Mais si l’on considère les 800.000 dernières années, et jusqu’à l’apparition de l’Homo sapiens ou «Homme moderne», on peut constater que les températures sur notre planète ont un cycle «glaciaire-interglaciaire» de 100.000 ans (cycles de Milankovitch). Ces cycles, qui corrèlent bien avec les concentrations du gaz carbonique dans l’atmosphère (CO2), avec parfois, une légère avance pour la température, sont liés essentiellement aux paramètres astronomiques de la Terre (orbite, excentricité, obliquité…), et son évolution interne (mouvements des plaques tectoniques, volcanismes, formation des montagnes et des océans, etc.). On peut noter, aussi, que durant les 200.000 dernières années, la Terre a connu 2 grandes glaciations où la température moyenne était voisine de 6°Celsius seulement, et 2 périodes interglaciaires, bien plus longues, où la température maximale de l’épisode chaud remonte jusqu’à 18 °C, soit 4°C au-dessus de la température moyenne de 14°C, pré-industrialisation, prise comme référence, avant de diminuer progressivement! On est actuellement en période interglaciaire chaude, et ce, depuis la dernière glaciation, qui a duré de 115.000 à 11.700 ans, et cela risque de durer encore quelques décennies ou plus. Toutefois, si l’on examine avec plus de détails cette période post -glaciation, on peut noter que la température a varié de plus ou moins 1°C par rapport à la température actuelle de 15 °C, et que, plus proche de notre époque, la Terre a connu vers l’an 1000, une température élevée, de 15.5°C, qui a duré environ un siècle, avant de diminuer à 14.5°C, alors que l’époque médiévale n’avait pas connu encore de «révolution industrielle» !

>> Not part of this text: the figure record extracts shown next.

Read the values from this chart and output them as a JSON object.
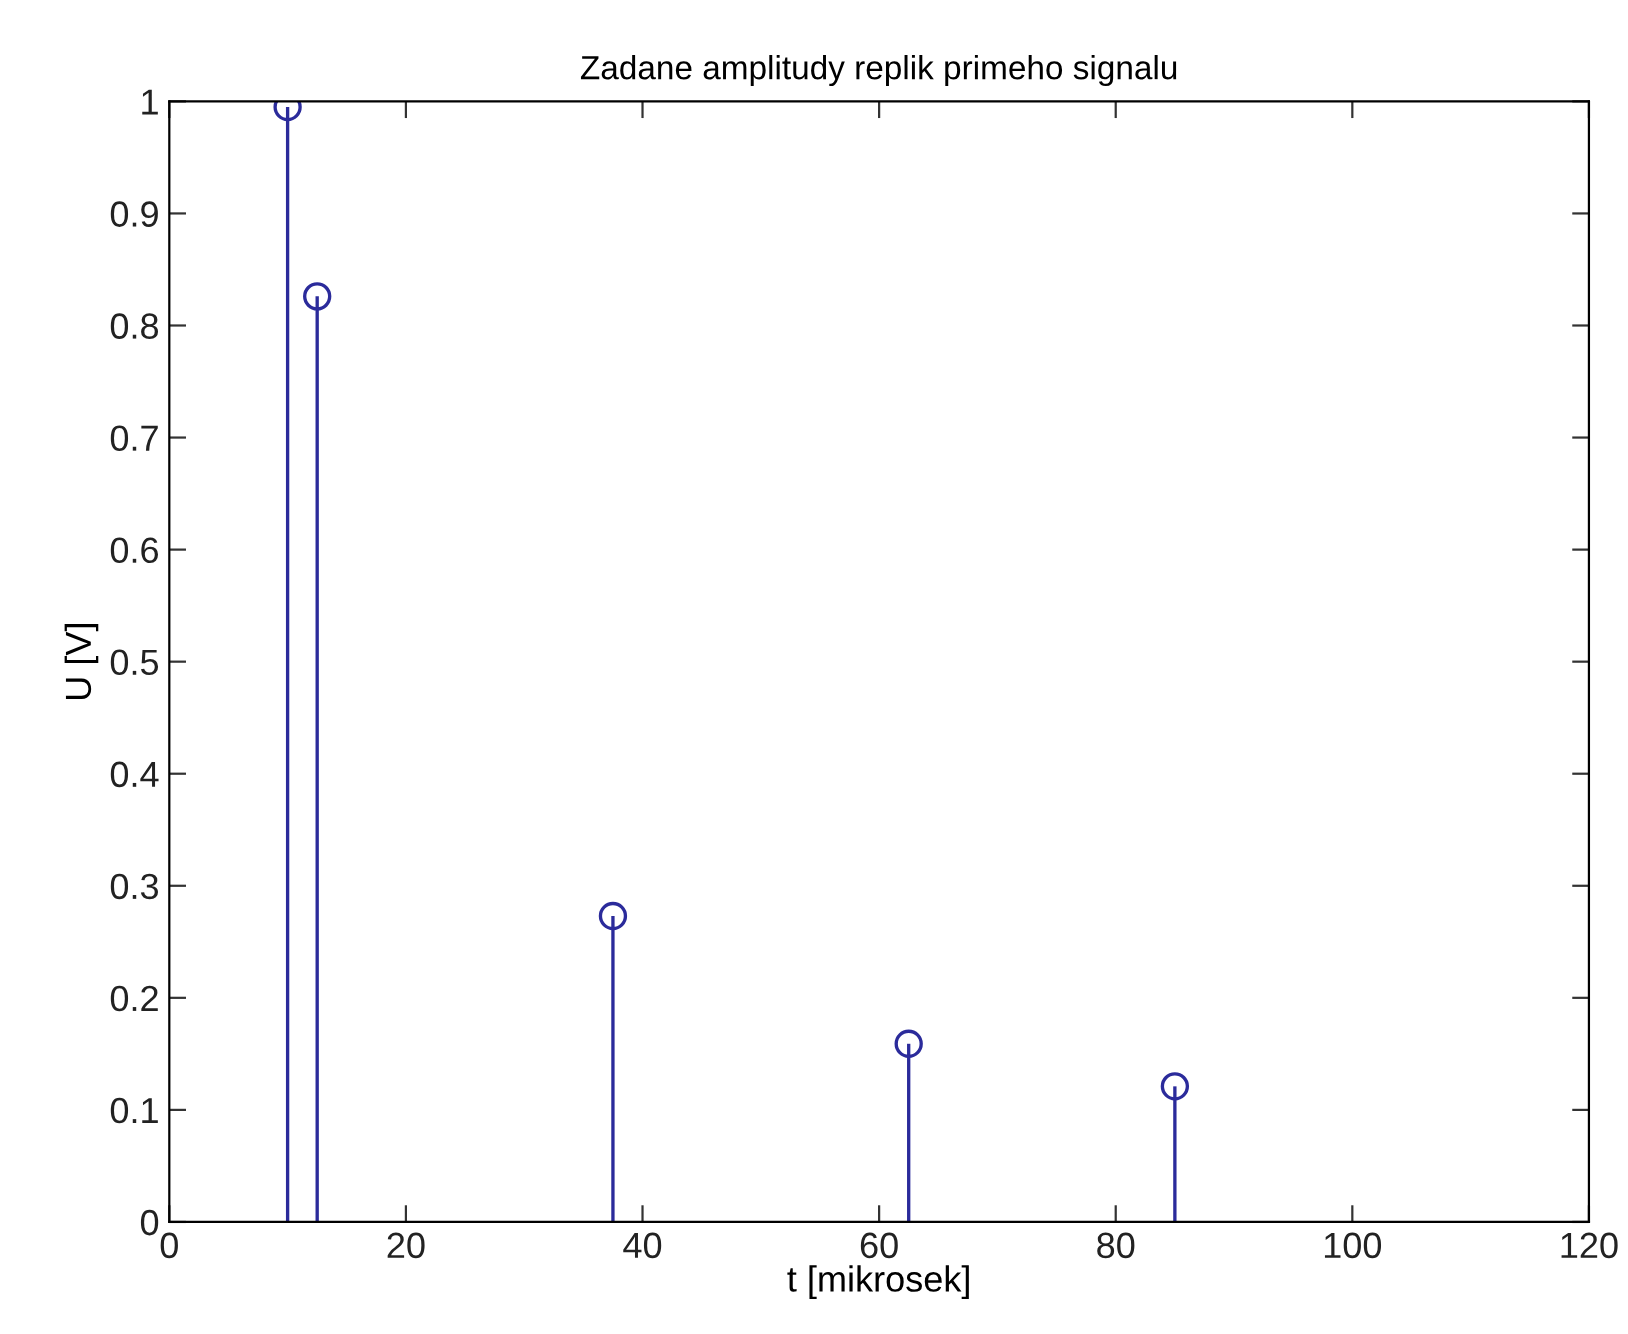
{
  "chart_data": {
    "type": "lollipop",
    "title": "Zadane amplitudy replik primeho signalu",
    "xlabel": "t [mikrosek]",
    "ylabel": "U [V]",
    "x": [
      10,
      12.5,
      37.5,
      62.5,
      85
    ],
    "values": [
      0.995,
      0.826,
      0.273,
      0.159,
      0.121
    ],
    "color": "#2b2b9b",
    "marker": "circle",
    "grid": false,
    "xlim": [
      0,
      120
    ],
    "xticks": [
      0,
      20,
      40,
      60,
      80,
      100,
      120
    ],
    "ylim": [
      0,
      1
    ],
    "yticks": [
      0,
      0.1,
      0.2,
      0.3,
      0.4,
      0.5,
      0.6,
      0.7,
      0.8,
      0.9,
      1
    ]
  }
}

Mais alors, quel rôle attribuer à l’augmentation des GES et du CO2 anthropique, produits par les activités humaines, depuis la « révolution industrielle » et l’invention de la machine à vapeur en 1769 ? Comme dit plus haut, les études et analyses géochimiques des roches ou de l’air emprisonné dans les glaces montrent une bonne corrélation entre la concentration de l’atmosphère en CO2 et la température à la surface de la terre. Une augmentation sensible de CO2 anthropique risque donc de contribuer à l’augmentation de la température moyenne de la phase interglaciaire au-delà des 4°C que la Terre a connue il y a environ 120 000 ans, et de prolonger cette période chaude !
Ce qu’il faut retenir, donc, c’est qu’il est important d’atténuer ce phénomène de réchauffement climatique, mais surtout, se fixer comme première priorité une solidarité planétaire» pour se préparer à faire face aux conséquences de ce réchauffement inéluctable, et qui, très probablement, va s’amplifier durant les quelques décennies à venir, avant que la température retombe à nouveau pour se diriger vers une nouvelle période glaciaire.
Conséquences possibles du réchauffement climatique
Le réchauffement climatique peut avoir des conséquences naturelles (canicules, sècheresse, inondations, disponibilité de l’eau douce, élévation du niveau de la mer, biodiversité, sols …), mais aussi présenter des menaces sociales (santé, populations vulnérables, emploi et enseignement), et même un impact négatif sur les divers aspects de l’économie (agriculture, énergie, tourisme, infrastructures…).
Dans notre analyse, l’on ne peut pas traiter tous ces éléments, on va donc focaliser sur les inondations et l’élévation du niveau de la mer qui ont déjà affecté plusieurs pays dans le monde, y compris notre pays voisin, la Libye, et qui risquent d’affecter notre pays, durant ces mois d’automne et d’hiver.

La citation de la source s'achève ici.